In an interview with the Bangkok Post, Mr Chatri recalled that the most arduous rescue mission was to send a chartered flight to Thais stranded in Wuhan, but itt gave them a lesson and became a blueprint for later flights. The MFA’s 1,500 employees are half and half distributed between Thailand and overseas. They are standing by in the midst of a crisis to provide humanitarian assistance to those living overseas; for example, they responded to the volcanic eruption in Indonesia and the civil unrest in Libya.
By March 26, when the emergency decree relating to the coronavirus came into effect, Mr Chatri said the ministry had already managed to handle some repatriation flights, but the evacuation of Thais stranded in Latin America was a new hard nut to crack. Mr Chatri said that managing the outbreak of coronavirus involves close collaboration with foreign and domestic agencies. The ministry has joined hands with airlines to lighten the repatriation financial burden.
He stated that the ministry is collaborating with the Ministry of the Interior, Ministry of Transport, Ministry of Public Health, Immigration Bureau and Thailand’s Civil Aviation Authority (CAAT) to ensure successful repatriation missions. Mr Chatri said the total number of Thais from overseas is about 1.6 million, but they seldom register with the ministry, like other nationals. Last year’s elections for absentee voters outside the kingdom luckily gave authorities a rough indication of how many Thais are living abroad.

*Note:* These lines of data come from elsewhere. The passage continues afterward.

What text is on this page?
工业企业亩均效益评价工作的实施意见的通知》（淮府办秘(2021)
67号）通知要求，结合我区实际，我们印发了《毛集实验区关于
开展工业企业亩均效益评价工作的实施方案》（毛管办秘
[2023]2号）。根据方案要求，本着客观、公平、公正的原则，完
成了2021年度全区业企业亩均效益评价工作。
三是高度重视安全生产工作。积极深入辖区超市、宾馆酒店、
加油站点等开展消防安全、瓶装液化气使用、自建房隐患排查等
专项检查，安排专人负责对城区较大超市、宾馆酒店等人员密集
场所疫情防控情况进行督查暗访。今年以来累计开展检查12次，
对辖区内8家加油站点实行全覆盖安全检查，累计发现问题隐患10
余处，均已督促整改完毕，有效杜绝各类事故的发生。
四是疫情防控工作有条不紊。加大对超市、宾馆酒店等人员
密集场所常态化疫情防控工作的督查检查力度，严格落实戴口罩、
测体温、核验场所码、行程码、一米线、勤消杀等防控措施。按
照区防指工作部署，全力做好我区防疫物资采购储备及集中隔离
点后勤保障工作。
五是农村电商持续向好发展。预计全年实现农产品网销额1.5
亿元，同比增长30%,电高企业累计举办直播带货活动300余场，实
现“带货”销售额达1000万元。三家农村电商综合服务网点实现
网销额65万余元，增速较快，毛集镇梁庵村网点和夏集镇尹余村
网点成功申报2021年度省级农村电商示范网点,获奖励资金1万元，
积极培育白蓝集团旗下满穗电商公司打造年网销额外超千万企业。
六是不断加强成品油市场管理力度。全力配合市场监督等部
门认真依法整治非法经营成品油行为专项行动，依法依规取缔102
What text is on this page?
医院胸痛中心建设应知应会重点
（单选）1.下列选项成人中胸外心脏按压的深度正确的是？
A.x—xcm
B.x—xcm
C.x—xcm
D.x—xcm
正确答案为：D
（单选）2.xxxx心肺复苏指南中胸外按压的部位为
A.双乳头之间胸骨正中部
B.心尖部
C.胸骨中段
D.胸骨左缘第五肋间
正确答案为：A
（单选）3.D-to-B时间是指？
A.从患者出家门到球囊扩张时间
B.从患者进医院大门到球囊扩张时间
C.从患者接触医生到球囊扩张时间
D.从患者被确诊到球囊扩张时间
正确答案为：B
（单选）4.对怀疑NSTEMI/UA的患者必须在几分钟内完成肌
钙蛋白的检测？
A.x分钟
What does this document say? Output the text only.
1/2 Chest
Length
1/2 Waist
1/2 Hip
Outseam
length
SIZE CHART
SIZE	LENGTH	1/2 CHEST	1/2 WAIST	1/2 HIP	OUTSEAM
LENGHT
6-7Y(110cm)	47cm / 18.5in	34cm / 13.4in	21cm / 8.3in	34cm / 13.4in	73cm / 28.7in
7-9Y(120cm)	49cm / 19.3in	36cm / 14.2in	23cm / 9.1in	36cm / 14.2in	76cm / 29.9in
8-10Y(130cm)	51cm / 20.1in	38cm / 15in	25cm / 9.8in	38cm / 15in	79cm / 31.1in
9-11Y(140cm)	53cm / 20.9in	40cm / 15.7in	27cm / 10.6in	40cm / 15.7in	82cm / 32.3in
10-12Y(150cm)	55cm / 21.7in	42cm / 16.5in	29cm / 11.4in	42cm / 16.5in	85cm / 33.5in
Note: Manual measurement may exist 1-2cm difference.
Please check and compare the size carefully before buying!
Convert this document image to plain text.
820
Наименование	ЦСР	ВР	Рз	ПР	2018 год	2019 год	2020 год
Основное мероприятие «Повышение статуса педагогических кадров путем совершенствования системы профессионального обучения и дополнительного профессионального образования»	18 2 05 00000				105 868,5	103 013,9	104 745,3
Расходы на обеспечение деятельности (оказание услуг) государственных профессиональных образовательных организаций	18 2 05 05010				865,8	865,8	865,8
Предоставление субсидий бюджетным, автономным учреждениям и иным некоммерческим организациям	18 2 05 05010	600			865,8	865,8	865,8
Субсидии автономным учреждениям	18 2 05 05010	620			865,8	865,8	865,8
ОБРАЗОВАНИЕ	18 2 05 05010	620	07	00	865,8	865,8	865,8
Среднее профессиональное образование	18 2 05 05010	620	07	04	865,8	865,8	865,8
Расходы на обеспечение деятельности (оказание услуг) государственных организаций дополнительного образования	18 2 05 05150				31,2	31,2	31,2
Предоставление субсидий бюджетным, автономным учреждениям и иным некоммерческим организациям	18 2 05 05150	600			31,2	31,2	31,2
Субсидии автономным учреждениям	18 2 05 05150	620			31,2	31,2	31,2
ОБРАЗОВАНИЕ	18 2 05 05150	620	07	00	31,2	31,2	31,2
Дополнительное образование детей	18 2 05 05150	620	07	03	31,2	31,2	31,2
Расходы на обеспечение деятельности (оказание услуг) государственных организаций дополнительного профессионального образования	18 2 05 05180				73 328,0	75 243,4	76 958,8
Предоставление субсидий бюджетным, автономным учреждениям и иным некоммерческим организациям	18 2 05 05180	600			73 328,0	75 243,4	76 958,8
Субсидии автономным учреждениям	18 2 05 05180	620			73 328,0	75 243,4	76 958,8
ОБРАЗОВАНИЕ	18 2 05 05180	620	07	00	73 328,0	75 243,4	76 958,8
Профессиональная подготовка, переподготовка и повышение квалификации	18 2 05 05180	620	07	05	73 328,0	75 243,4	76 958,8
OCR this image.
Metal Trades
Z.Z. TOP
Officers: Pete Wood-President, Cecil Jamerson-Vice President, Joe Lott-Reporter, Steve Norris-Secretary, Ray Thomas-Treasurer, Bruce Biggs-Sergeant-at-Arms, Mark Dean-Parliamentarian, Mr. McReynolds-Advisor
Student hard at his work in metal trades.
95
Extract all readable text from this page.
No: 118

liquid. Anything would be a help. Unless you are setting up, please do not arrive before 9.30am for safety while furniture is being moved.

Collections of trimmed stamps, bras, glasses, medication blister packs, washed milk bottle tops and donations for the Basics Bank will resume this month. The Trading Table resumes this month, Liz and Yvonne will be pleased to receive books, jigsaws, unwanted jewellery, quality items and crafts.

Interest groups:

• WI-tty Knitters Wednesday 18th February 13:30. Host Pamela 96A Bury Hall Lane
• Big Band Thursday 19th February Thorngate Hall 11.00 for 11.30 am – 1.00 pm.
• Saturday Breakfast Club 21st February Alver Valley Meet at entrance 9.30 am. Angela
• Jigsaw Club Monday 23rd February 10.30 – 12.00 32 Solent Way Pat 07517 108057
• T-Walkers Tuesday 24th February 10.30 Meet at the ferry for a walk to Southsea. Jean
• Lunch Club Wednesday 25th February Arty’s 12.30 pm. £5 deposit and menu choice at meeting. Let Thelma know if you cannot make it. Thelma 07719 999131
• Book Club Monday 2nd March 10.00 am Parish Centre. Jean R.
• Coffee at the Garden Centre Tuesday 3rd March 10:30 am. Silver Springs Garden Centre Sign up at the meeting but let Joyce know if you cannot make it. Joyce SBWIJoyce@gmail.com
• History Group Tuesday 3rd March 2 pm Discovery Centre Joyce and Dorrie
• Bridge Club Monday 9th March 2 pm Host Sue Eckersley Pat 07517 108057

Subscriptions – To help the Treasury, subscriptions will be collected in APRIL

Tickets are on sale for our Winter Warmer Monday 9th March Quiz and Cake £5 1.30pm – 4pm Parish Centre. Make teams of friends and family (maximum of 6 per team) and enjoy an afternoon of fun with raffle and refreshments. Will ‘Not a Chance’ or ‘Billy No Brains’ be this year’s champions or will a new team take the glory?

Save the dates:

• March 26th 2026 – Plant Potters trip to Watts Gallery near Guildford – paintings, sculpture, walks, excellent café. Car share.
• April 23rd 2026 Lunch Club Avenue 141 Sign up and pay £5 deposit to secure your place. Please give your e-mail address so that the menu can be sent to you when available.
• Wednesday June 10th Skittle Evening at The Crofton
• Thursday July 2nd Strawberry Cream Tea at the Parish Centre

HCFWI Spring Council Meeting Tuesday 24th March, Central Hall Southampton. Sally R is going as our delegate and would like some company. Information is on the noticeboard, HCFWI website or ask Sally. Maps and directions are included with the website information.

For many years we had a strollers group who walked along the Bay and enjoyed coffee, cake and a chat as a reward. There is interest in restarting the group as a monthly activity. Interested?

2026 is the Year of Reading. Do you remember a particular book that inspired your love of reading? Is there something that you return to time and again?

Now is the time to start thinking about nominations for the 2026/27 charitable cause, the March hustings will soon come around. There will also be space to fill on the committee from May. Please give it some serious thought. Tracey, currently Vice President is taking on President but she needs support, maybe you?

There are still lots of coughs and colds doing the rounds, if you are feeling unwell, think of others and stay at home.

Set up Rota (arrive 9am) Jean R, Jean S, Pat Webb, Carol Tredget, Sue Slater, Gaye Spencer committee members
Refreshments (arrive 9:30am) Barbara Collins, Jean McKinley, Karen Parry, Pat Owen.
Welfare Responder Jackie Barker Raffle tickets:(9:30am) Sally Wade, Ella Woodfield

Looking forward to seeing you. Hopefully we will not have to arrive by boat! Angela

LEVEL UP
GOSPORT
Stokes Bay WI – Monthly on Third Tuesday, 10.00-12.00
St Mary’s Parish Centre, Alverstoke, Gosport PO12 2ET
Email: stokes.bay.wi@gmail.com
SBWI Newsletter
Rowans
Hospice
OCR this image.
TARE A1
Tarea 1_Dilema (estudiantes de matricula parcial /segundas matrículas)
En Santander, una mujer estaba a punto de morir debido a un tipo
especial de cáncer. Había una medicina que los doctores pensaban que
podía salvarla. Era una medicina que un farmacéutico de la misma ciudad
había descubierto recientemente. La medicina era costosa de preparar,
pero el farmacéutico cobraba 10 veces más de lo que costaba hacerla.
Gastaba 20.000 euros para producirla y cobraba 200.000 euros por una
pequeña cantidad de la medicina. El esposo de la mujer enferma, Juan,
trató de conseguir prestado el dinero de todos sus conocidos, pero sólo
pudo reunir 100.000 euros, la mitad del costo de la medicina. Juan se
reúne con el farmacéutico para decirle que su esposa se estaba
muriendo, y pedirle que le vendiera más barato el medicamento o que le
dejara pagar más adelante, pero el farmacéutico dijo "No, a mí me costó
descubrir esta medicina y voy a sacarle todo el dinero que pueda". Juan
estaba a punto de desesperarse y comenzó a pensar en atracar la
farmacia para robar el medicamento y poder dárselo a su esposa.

Equipped with this knowledge, Mr. Chatri said the ministry would have to decide the number of returnees in line with the state quarantine power. It has brought back 82,631 by land, air , and sea from abroad as of Sept. 4. The government has set a quota of 600 repatriates per day, up from the early 200.
Another experience he recounts was the CAAT ‘s sudden implementation of a flight ban which resulted in Thais being stranded at airports and unable to obtain needed documents.